We read, “The secrets of his heart are manifested; and thus, falling upon his face, he will do homage to God, reporting that God is indeed amongst you”. [Darby] New Translation. But who could possibly imagine that the ear of “every creature under heaven” could be reached within such bounds?
How many would have heard Peter preach at Pentecost if he had remained in that “upper room”? But he and the rest of the Spirit-filled men went where the needy ones were; they went to the people. The farm labourer, at certain seasons, may find plenty to do in his master’s granary; he needs what he finds in the granary for the sowing, but how much actual sowing would he do if he confined his labours to those four walls?
No, no!

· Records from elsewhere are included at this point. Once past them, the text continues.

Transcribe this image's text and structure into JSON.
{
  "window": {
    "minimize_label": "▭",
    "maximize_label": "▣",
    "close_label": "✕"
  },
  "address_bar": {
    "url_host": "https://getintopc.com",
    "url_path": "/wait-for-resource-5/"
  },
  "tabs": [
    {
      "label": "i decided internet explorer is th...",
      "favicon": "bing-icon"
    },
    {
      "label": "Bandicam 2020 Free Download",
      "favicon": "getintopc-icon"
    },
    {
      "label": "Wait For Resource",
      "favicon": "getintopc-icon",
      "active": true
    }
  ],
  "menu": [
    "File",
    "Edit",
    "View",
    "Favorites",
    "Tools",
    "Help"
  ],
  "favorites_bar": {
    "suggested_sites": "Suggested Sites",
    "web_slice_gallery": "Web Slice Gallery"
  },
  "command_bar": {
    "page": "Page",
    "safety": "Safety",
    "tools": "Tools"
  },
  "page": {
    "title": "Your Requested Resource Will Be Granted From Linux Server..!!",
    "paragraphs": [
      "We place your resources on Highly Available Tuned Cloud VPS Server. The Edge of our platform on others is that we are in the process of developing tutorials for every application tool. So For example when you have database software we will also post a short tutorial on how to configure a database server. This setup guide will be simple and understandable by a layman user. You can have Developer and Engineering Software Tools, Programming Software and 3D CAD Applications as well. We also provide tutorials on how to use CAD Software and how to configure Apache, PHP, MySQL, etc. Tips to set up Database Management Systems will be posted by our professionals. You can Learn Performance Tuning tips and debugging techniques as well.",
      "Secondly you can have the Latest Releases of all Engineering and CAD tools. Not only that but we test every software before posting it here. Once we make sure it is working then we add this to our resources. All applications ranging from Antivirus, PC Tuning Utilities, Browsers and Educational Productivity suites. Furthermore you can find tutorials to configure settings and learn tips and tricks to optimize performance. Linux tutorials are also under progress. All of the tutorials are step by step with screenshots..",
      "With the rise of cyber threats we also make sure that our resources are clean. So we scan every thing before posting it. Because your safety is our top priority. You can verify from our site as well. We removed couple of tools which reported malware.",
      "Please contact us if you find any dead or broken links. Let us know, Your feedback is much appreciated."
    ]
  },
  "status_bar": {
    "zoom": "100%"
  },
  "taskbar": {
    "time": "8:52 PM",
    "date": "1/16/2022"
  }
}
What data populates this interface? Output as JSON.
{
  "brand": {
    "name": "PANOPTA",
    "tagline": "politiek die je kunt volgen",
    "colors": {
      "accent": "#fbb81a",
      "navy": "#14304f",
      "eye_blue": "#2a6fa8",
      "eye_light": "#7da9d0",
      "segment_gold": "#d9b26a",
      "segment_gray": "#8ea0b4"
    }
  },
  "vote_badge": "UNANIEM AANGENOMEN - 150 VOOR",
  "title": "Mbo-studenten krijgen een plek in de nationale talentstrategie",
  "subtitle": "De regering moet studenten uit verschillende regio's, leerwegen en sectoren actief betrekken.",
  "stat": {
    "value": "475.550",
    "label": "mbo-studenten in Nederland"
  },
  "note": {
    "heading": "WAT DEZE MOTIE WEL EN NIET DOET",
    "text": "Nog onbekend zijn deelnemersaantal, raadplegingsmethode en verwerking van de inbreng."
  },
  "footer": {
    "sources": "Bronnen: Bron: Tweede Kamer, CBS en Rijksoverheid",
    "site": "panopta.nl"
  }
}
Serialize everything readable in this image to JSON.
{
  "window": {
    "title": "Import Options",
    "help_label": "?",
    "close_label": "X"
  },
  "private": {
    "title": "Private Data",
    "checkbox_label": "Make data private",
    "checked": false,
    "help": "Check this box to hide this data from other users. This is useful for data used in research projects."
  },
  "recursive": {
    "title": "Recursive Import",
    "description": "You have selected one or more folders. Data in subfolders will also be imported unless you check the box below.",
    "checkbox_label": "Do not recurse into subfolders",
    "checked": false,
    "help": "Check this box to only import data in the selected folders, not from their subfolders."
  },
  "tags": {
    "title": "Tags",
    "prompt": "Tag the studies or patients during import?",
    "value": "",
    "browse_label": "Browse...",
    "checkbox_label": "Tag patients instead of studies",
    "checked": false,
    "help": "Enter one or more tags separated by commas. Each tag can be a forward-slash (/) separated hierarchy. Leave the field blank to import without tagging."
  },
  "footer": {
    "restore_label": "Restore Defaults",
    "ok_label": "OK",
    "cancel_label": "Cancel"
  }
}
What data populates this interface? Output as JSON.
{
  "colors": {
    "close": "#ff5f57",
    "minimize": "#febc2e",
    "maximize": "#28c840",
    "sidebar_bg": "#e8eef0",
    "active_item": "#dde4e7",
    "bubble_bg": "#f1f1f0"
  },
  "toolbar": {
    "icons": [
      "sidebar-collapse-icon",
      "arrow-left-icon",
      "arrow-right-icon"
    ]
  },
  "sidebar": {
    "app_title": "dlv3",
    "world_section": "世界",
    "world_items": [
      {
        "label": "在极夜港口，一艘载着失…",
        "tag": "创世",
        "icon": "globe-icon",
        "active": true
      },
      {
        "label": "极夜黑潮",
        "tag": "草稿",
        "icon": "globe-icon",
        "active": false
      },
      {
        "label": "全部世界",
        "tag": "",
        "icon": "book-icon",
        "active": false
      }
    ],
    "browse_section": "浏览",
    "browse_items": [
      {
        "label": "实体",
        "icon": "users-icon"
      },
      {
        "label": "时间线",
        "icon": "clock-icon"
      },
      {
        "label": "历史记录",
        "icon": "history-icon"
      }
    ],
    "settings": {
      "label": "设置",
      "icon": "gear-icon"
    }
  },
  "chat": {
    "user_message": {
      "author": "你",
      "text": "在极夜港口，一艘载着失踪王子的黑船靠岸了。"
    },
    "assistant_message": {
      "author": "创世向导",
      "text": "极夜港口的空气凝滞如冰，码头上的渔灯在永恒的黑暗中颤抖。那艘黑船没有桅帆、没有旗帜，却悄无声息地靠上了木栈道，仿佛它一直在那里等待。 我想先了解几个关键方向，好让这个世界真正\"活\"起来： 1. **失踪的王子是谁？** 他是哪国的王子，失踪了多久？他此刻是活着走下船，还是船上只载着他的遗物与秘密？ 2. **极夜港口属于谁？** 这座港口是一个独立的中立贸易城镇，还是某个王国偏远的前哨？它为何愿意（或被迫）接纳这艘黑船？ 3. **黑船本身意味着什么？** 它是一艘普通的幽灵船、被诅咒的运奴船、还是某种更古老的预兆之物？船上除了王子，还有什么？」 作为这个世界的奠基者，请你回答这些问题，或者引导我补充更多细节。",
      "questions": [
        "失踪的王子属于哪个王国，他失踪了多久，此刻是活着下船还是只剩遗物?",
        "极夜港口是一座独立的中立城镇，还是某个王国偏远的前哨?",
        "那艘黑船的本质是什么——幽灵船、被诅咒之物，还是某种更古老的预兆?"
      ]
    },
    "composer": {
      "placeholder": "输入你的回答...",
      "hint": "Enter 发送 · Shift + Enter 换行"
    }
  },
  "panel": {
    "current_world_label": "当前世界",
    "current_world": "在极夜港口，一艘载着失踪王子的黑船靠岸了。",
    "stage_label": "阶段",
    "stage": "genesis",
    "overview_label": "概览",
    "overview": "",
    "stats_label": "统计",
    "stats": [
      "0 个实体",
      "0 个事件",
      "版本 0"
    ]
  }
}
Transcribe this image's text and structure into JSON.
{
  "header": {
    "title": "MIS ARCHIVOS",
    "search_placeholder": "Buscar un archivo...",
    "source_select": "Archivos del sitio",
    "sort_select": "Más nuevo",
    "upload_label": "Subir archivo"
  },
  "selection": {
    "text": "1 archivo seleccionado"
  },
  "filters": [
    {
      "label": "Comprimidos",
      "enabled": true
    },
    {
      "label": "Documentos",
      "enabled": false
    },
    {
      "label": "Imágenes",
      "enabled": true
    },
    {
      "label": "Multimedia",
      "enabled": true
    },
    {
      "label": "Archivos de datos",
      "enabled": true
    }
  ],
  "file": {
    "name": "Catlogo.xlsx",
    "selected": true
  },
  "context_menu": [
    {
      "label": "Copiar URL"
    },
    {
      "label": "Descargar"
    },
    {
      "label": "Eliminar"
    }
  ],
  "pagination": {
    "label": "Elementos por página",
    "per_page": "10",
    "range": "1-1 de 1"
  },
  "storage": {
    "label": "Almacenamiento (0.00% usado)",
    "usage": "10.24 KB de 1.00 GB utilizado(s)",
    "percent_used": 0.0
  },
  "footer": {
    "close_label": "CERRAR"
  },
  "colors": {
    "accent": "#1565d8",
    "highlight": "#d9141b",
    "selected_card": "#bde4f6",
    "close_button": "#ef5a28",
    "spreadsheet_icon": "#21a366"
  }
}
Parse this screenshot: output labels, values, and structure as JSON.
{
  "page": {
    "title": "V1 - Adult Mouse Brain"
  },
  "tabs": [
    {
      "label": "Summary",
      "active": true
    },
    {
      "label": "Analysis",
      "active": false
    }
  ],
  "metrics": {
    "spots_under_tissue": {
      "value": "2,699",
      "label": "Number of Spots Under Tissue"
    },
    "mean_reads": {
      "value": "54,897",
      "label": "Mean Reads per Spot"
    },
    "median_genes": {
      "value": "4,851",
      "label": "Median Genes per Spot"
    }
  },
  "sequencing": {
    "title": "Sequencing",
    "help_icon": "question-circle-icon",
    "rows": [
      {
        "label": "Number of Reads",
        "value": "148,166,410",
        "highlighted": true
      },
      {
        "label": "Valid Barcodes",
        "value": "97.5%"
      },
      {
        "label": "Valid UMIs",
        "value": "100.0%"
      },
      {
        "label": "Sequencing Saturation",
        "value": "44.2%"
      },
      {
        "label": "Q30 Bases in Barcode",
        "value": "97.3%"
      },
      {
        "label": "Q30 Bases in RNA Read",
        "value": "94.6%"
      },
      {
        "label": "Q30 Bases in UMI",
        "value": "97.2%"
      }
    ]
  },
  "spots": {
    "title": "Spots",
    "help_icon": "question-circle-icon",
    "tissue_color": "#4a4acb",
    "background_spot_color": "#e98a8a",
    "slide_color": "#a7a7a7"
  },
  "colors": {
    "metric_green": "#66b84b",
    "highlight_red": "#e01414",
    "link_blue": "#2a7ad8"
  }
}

The word of the gospel admits of no barriers of limitation.
“The Word of God is not bound”. It is “living and operative”. The apostle’s desire was, “that the word of the Lord may run and be glorified” - 2 Thessalonians 3:1 - and as with the sun, according to God’s desire - “nothing hid from the heat thereof”, Psalms 19:6.
Rather try to chain a sunbeam in some dark cellar, and expect to succeed in your task, than fetter the outgoing of the “faithful saying”, and think by so doing to please the God of the gospel!
“But”, says one, “we cannot all be preachers; and we read: ‘How shall they hear without a preacher?’” The common thought is that a “preacher” is a public speaker only. That is a mistake. Philip preached, that is, announced the glad tidings to one. He got into the eunuch’s chariot and “preached unto him Jesus”. The field of individual testimony is open to all who have been made personally acquainted with His saving grace and power.